Streetart Streetart: Festival der Graffiti-Kunst in Wittenberg

wittenberg/MZ - Der Nachbar hält kurz beim Harken inne, der Staub vor der Haustür senkt sich. „Wunderschön!“, sagt er dann und blinzelt durch Brillengläser in die Sonne. Auf der anderen Straßenseite steht ein Elefant. Der ist neu. Noch vor wenigen Tagen war das eine blöde graue Mauer. „Sehr freundlich“ wirke das jetzt, setzt der ältere Herr noch ein Lob drauf. Und wünscht sich: „Mehr davon“ in der Stadt. Mehr Kunst aus der Dose.
Kreatives Duo
Der rosa Elefant, pink elephant, in der Wichernstraße ist ein Bild, das bleibt von einem Event, das am Wochenende auf dem Arsenalplatz über die Bühne ging. Graffiti-Künstler aus Deutschland und Portugal zeigten dort an einem halben Dutzend riesiger Stellwände ihr Können. Mal fotorealistisch wie „Case“, der als eine Koryphäe seines Fachs gilt und von dem auch der pink elephant gegenüber dem Phönix-Theater ist. Mal grell verspielt, mal karikaturistisch, mal fantastisch wie „Captain Borderline“ aus Köln. Die Handschriften sind vielfältig und hin und wieder liegt der Reiz des Kontrastes auch in einem einzigen Bild wie beim portugiesischen Duo „Mrdheo“ und Pariz, das - in Arbeitsteilung - fotorealistische und expressive Elemente in knallbunten Farben kombiniert.
Laute Beats hämmern über den Arsenalplatz, der nach dem Inliner- und Skatertreffen vor einigen Wochen an diesem Wochenende seine zweite Verwendung als Veranstaltungsort für ein eher junges Publikum erlebt. Wind treibt Farbgeruch über den Platz, hier und da schauen - Maiblumenfest! - Stiefmütterchen aus dem Boden, stilgerecht eingepflanzt in ausrangierte und knallbunt angemalte Autoreifen. Vereinzelt sitzen junge Leute auf Matratzen, die gegen den Regen mit Folie geschützt sind.
Ältere Herrschaften sind herübergekommen vom Maiblumenfest oder auf dem Weg dorthin und fotografieren ausführlich die Arbeiten der Graffiti-Künstler. Wenn auf diese Weise die „Schmierereien“ verschwinden, sagt ein Besucher hoffnungsfroh...

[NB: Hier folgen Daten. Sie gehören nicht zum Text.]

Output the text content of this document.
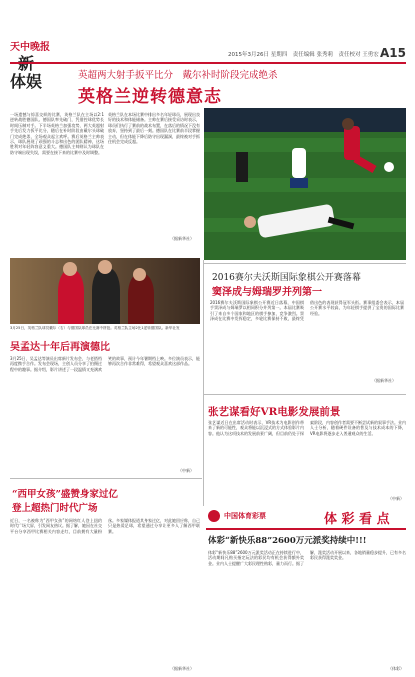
天中晚报
体娱
2015年3月26日 星期四　责任编辑 张秀莉　责任校对 王勇宏 A15
英超两大射手扳平比分　戴尔补时阶段完成绝杀
英格兰逆转德意志
一场遗憾与惊喜交织的比赛，英格兰队在主场以2:1逆转战胜德国队。德国队率先破门，凭借控球优势长时间压制对手。下半场英格兰加强攻势，两大英超射手先后发力扳平比分，随后在补时阶段由戴尔头球破门完成绝杀，全场观众起立欢呼。赛后英格兰主帅表示，球队展现了顽强的斗志和出色的团队精神，这场胜利对年轻阵容意义重大。德国队主帅则认为球队在防守端出现失误，需要在接下来的比赛中及时调整。
英格兰队在本场比赛中排出多名年轻球员，展现出良好的技术和体能储备。主帅在赛后接受采访时表示，球员们执行了赛前的战术布置，在落后的情况下没有放弃，坚持到了最后一刻。德国队在比赛前半段掌握主动，但在体能下降后防守出现漏洞，最终被对手抓住机会完成反超。
（据新华社）
3月25日，英格兰队球员戴尔（右）与德国队球员在比赛中拼抢。英格兰队主场2比1逆转德国队。新华社发
2016赛尔夫沃斯国际象棋公开赛落幕
窦泽成与姆瑞罗并列第一
2016赛尔夫沃斯国际象棋公开赛近日落幕，中国棋手窦泽成与姆瑞罗以相同积分并列第一。本届比赛吸引了来自多个国家和地区的棋手参加，竞争激烈。窦泽成在比赛中发挥稳定，多轮比赛保持不败，最终凭借出色的表现获得冠军头衔。赛事组委会表示，本届公开赛水平较高，为年轻棋手提供了宝贵的国际比赛经验。
（据新华社）
张艺谋看好VR电影发展前景
张艺谋近日在出席活动时表示，VR技术为电影创作带来了新的可能性，观众将能以沉浸式的方式体验影片内容。他认为这项技术的发展前景广阔，但目前仍处于探索阶段，内容创作者需要不断尝试新的叙事手法。业内人士分析，随着硬件设备的普及与技术成本的下降，VR电影将逐步走入普通观众的生活。
（中新）
吴孟达十年后再演德比
3月25日，吴孟达等演员出席新片发布会，与老搭档再度携手合作。发布会现场，主创人员分享了拍摄过程中的趣事。据介绍，影片讲述了一段温情又充满欢笑的故事，预计今年暑期档上映。多位演员表示，能够再次合作非常难得，希望观众喜欢这部作品。
（中新）
“西甲女孩”盛赞身家过亿
登上超热门时代广场
近日，一名被称为“西甲女孩”的网络红人登上纽约时代广场大屏，引发网友热议。据了解，她因在社交平台分享西甲比赛相关内容走红，目前拥有大量粉丝。多家媒体报道其身家过亿，对此她回应称，自己只是热爱足球，希望通过分享让更多人了解西甲联赛。
（据新华社）
中国体育彩票	体 彩 看 点
体彩“新快乐88”2600万元派奖持续中!!!
体彩“新快乐88”2600万元派奖活动正在持续进行中，活动期间凡购买指定玩法的彩民均有机会获得额外奖金。业内人士提醒广大彩民理性购彩，量力而行。据了解，派奖活动开展以来，各地销量稳步提升，已有多名彩民获得派奖奖金。
（体彩）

Werben um die Öffentlichkeit
„Kultur reicht Akzeptanz die Hand“ lautet das etwas unhandliche Motto des Streetart-Festivals „Kura_Dh“ - man wolle der Öffentlichkeit zeigen, das auch Graffiti bildende Kunst ist, übersetzt Tina Kraatz vom Verein „wbmotion“, der das bilaterale, sprich deutsch-portugiesische Projekt auf den Arsenalplatz gebracht hat. Weg vom Schmuddel- und halbkriminellen Image jenes Sprayertums, das im Polizeibericht vielfach als „Sachbeschädigung“ fremden Eigentums auftaucht.
Verständnis säen und wachsen lassen wollen Kraatz und Filipe Pinheiro, der künstlerische Leiter des Projekts: Kinder und Jugendliche der Sekundarschule Friedrichstadt dürfen auf eine eigene Stellwand ihre Vorstellungen von den Pflanzen sprühen, die sie am Vortag als Samen in die fette Erde kleiner Plastikbecher gesetzt haben; als erstes entsteht an der Wand - ein Regenbogen.
Auf dem Arsenalplatz bleiben die mobilen Kunstwerke von „Case“ und Co. nicht; vorgesehen sei, sie später in Wittenberg auszustellen und zum Verkauf anzubieten, so Pinheiro. Allgemein hätten Anfragen von Firmen nach Graffiti-Kunst bereits zugenommen, sagt er. Für die Stadt auf Dauer erhalten bleiben unterdessen der rosa Elefant in der Wichernstraße, ein Bild am KTC und eine großformatige Wand-Uhr von „Captain Borderline“ am Döner-Imbiss Bachstraße.
„Hochachtung vor den Jungs“, die das geschaffen haben, äußert die Frau am heißen Drehspieß denn doch . Obwohl sie Graffiti vorher ja eigentlich ganz und gar nicht mochte.